On a quarter-on-quarter basis, the number of active savers increased 16.1% to 5.9 million in October-December while the value of savings went up 18.7% to Rs34.7 billion in the same quarter.
The increase comes on the back of microfinance banks (MFBs), which have been successful in mobilising deposits over the year as part of their deposit-led strategy to fund their portfolio, according to the PMN.
Credit outreach increased by one-fifth over the last year to reach 2.83 million active borrowers while gross loan portfolio rose about 36% to Rs52 billion from Rs38.2 billion in December 2012.
Speaking to The Express Tribune in a recent interview, Tameer Microfinance Bank CEO and President Nadeem Hussain said the microfinance industry should have the outreach of at least 10 million customers in order to be relevant in the fight against poverty. As of December 2013, the number of active microfinance borrowers in Pakistan was 2.8 million.

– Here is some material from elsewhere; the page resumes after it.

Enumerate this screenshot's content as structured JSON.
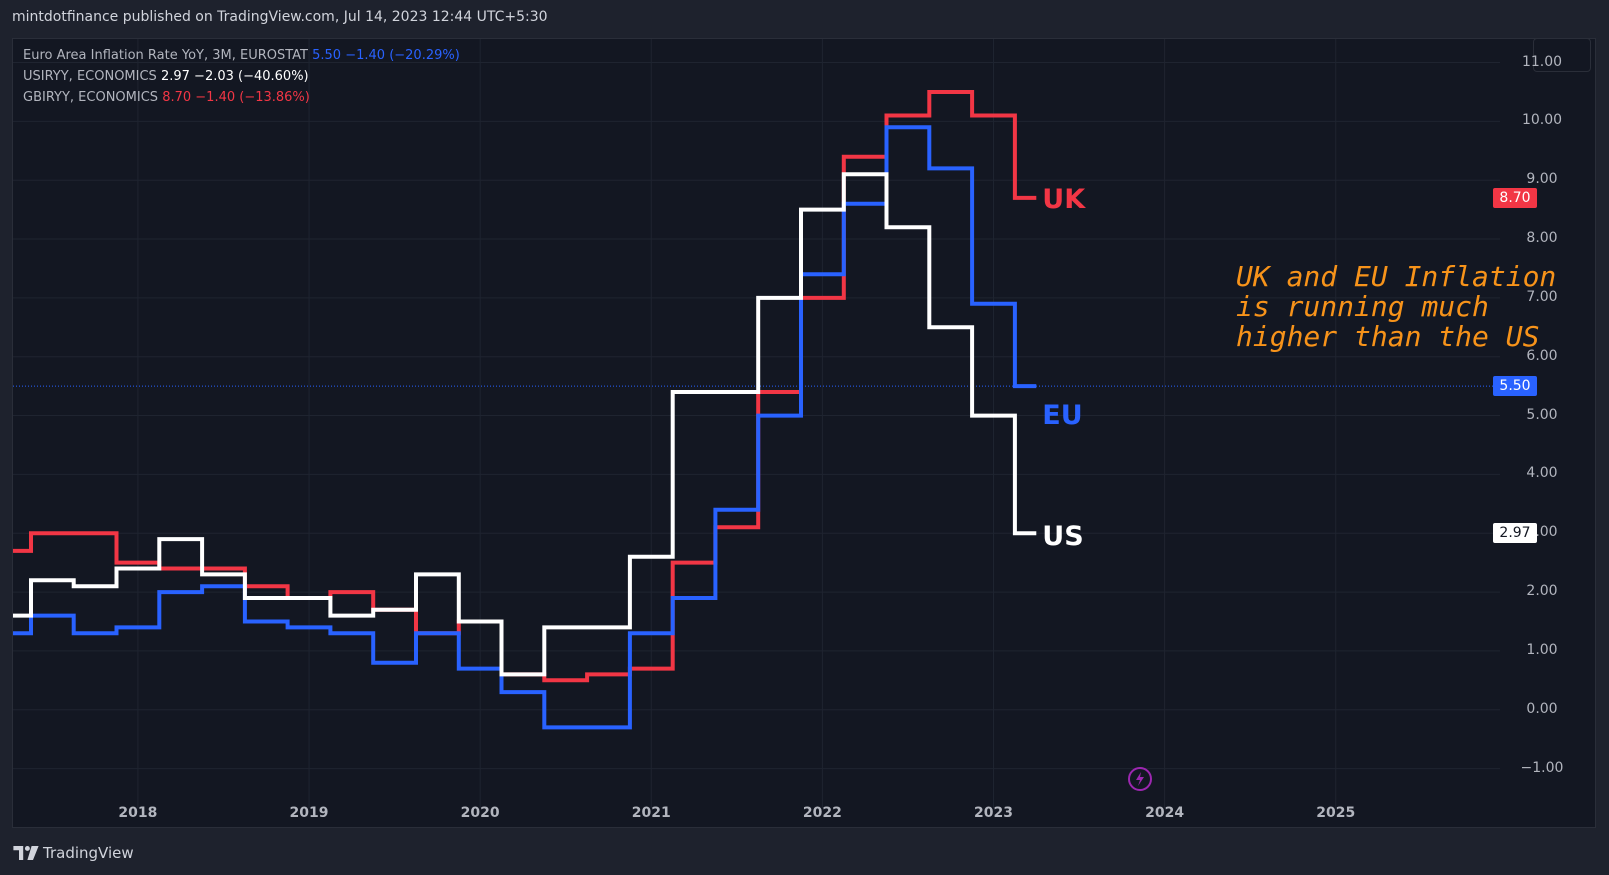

According to Hussain, comparing microfinance in Pakistan with that in India or Bangladesh is not fair because the phenomenon has been around for many decades in these countries unlike Pakistan where it began only a decade ago. “Although our growth rates have been impressively high, we need to have at least 10 million customers to make an impact on poverty,” he said.
Out of the 82% of Pakistan’s population that is currently unbanked, the size of the potential microfinance market is estimated to be around 30 million. These 30 million people are not only bankable, but also make less than Rs25,000 a month – a regulatory condition. “It means the constraint is on the supply side, as the demand for microfinance is ample,” he said.
The microfinance industry is divided in two major segments: microfinance banks and microfinance institutions. Microfinance institutions cannot take deposits and are, hence, reliant on funding from the Pakistan Poverty Alleviation Fund.
As for microfinance banks, Hussain says a majority of their deposits are with Tameer Microfinance Bank, First Microfinance Bank and Khushhali Bank. Indeed, data shows the three banks held a collective share of 73.6% in terms of the value of savings at the end of the last quarter of 2013.
So how can the credit outreach of the microfinance industry be expanded if the main source of funds, i.e. deposits, is restricted to a few big microfinance banks? In other words, given that the average loan size in 2013 was Rs26,838, where will the additional Rs180 billion come from if the number of active borrowers actually increases to 10 million?
Hussain said microfinance institutions should work with microfinance banks instead of going to commercial banks in order to provide them with the debt capacity required to meet the demand for microloans.
According to the latest data, Tameer Microfinance Bank led in terms of new active depositors during Oct-Dec, up 78.9% from the preceding quarter. However, the largest increase in the value of deposits was by Khushhali Bank, which added Rs1.5 billion in the same quarter.
Moreover, the percentage share of active savers in the urban regions increased from 27% to 35% in the last quarter mainly on account of Tameer Microfinance Bank, which attracted 100% of its deposits from urban areas, according to the PMN.
In terms of microcredit, the performance microfinance industry remained lacklustre in the last quarter of 2013, as the number of active borrowers rose only 1%. Gross loan portfolio grew 2.5% in the same quarter despite the increase of 50.4% in disbursements, which totalled Rs23.9 billion during the Oct-Dec quarter.
Published in The Express Tribune, February 27th, 2014.